Department of Physiology and Pharmacology, Texas A&M University, College Station, Texas.
Michael E. DeBakey Institute for Comparative Cardiovascular Science and Biomedical Devices, College of Veterinary Medicine and Biomedical Sciences, Texas A&M University, College Station, Texas.
Am J Physiol Heart Circ Physiol. 2020 Oct 1;319(4):H915-H926. doi: 10.1152/ajpheart.00384.2020. Epub 2020 Aug 28.

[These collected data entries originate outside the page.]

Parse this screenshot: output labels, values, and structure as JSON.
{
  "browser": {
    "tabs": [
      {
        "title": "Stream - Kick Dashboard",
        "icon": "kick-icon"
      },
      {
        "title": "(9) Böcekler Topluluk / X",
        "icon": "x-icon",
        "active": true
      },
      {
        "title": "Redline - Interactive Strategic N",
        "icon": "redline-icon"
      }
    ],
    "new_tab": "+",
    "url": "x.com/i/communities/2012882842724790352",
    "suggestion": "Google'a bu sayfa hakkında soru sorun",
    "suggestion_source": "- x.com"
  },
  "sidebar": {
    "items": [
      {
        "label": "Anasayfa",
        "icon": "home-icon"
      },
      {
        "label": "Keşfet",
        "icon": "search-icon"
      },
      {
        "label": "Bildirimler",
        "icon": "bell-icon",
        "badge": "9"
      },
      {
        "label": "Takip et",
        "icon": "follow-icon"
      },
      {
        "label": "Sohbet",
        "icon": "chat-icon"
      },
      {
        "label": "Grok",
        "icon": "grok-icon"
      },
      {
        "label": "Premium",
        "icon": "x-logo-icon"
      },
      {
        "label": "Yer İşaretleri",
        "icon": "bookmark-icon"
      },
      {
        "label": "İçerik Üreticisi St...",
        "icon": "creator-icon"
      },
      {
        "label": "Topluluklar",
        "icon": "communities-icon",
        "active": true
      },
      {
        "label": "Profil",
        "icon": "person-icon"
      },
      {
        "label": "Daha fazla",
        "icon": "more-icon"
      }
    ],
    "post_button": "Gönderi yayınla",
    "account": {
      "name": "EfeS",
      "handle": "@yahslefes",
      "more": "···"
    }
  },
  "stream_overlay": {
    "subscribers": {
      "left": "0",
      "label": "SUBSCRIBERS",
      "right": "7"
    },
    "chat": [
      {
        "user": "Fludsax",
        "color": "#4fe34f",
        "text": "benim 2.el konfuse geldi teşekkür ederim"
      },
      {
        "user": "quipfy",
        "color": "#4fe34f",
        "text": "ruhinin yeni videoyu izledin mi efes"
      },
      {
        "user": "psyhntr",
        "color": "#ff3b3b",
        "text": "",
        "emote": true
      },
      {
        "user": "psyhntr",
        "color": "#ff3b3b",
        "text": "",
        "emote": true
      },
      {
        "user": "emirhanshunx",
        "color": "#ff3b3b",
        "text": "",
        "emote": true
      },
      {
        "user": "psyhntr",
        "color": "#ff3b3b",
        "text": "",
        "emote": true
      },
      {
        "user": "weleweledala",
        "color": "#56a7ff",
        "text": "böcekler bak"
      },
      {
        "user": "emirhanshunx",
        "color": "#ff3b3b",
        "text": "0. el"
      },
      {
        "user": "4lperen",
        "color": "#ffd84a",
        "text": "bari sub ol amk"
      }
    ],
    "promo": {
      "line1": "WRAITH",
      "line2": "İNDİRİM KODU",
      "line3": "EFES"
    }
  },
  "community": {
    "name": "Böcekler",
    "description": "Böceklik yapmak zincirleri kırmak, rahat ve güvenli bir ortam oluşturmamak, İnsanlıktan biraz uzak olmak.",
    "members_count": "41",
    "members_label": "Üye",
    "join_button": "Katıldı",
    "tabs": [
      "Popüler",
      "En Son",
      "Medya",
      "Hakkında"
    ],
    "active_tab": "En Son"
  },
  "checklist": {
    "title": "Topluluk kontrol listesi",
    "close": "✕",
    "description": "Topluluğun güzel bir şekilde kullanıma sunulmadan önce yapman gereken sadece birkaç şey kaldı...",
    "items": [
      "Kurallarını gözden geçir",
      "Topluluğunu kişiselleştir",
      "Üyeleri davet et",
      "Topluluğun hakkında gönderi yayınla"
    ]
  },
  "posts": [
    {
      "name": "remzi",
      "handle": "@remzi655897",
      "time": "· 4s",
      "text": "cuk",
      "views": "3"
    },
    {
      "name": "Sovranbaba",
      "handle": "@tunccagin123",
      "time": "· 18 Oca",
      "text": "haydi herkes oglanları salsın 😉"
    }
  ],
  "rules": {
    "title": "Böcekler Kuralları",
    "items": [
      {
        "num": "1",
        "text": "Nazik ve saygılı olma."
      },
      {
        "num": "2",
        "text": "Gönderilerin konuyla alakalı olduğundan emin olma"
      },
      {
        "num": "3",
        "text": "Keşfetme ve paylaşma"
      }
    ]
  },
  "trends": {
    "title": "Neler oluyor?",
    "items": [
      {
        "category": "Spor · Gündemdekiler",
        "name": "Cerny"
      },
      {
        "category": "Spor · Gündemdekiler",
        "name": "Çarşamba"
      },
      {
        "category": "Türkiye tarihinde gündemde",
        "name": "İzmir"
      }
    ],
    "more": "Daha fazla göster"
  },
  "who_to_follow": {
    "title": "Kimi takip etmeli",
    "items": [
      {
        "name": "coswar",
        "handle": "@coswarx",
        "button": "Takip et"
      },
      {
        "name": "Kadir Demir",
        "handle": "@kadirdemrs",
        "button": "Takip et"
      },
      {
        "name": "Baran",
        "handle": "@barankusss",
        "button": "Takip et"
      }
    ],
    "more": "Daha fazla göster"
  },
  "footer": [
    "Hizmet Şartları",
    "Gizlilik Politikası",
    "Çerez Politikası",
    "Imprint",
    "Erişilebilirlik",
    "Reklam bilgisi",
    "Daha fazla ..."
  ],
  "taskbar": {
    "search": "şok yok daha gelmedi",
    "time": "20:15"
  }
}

We have previously reported enhanced Ca sensitivity of coronary arteries that is dependent upon collateral circulation for their blood supply. For the current study, we hypothesized that small collateral-dependent arteries would exhibit an enhanced KCl-mediated contractile response attributable to Ca sensitization and increased Ca channel current. Ameroid constrictors were surgically placed around the left circumflex (LCX) artery of female Yucatan miniature swine. Eight weeks postoperatively, pigs were randomized into sedentary or exercise-trained (treadmill run; 5 days/wk; 14 wk) groups. Small coronary arteries (150-300 μm luminal diameter) were isolated from myocardial regions distal to the collateral-dependent LCX and the nonoccluded left anterior descending arteries. Contractile tension and simultaneous measures of both tension and intracellular free Ca levels (fura-2) were measured in response to increasing concentrations of KCl. In addition, whole cell Ca currents were also obtained. Chronic occlusion enhanced contractile responses to KCl and increased Ca sensitization in collateral-dependent compared with nonoccluded arteries of both sedentary and exercise-trained pigs. In contrast, smooth muscle cell Ca channel current was not altered by occlusion or exercise training. Ca/calmodulin-dependent protein kinase II (CaMKII; inhibited by KN-93, 0.3-1 μM) contributed to the enhanced contractile response in collateral-dependent arteries of sedentary pigs, whereas both CaMKII and Rho-kinase (inhibited by hydroxyfasudil, 30 μM or Y27632, 10 μM) contributed to increased contraction in exercise-trained animals. Taken together, these data suggest that chronic occlusion leads to enhanced contractile responses to KCl in collateral-dependent coronary arteries via increased Ca sensitization, a response that is further augmented with exercise training. Small coronary arteries distal to chronic occlusion displayed enhanced contractile responses, which were further augmented after exercise training and attributable to enhanced calcium sensitization without alterations in calcium channel current. The calcium sensitization mediators Rho-kinase and CaMKII significantly contributed to enhanced contraction in collateral-dependent arteries of exercise-trained, but not sedentary, pigs. Exercise-enhanced contractile responses may increase resting arterial tone, creating an enhanced coronary flow reserve that is accessible during periods of increased metabolic demand.
我们之前曾报道过,依赖侧支循环供血的冠状动脉的钙敏感性增强。在当前的研究中,我们假设小的侧支依赖性动脉会表现出增强的 KCl 介导的收缩反应,这归因于钙敏化和增加的钙通道电流。用 Ameroid 缩窄器在雌性尤卡坦小型猪的左回旋支(LCX)动脉周围进行手术放置。术后 8 周,猪被随机分为久坐或运动训练(跑步机跑步;每周 5 天;14 周)组。从小猪心肌区域分离出远侧的侧支依赖性 LCX 和非闭塞的左前降支的小冠状动脉(150-300μm 管腔直径)。通过增加 KCl 的浓度来测量收缩张力以及张力和细胞内游离 Ca 水平(fura-2)的同时测量。此外,还获得了全细胞 Ca 电流。慢性闭塞增强了 KCl 对侧支依赖性动脉的收缩反应,并增加了与久坐和运动训练的猪的非闭塞动脉相比的钙敏化。相比之下,闭塞或运动训练并没有改变平滑肌细胞 Ca 通道电流。钙/钙调蛋白依赖性蛋白激酶 II(CaMKII;被 KN-93,0.3-1μM 抑制)对久坐猪的侧支依赖性动脉增强的收缩反应有贡献,而 CaMKII 和 Rho 激酶(被羟基法舒地尔,30μM 或 Y27632,10μM 抑制)对运动训练动物的收缩增加有贡献。总之,这些数据表明,慢性闭塞导致侧支依赖性冠状动脉对 KCl 的收缩反应增强,这是通过增加钙敏化来实现的,而运动训练进一步增强了这种反应。慢性闭塞后的小冠状动脉显示出增强的收缩反应,在运动训练后进一步增强,归因于增强的钙敏化,而钙通道电流没有改变。钙敏化介质 Rho 激酶和 CaMKII 显著促进了运动训练猪的侧支依赖性动脉的收缩增强,但对久坐猪没有作用。运动增强的收缩反应可能会增加静息动脉张力,从而在代谢需求增加期间创造增强的冠状动脉血流储备。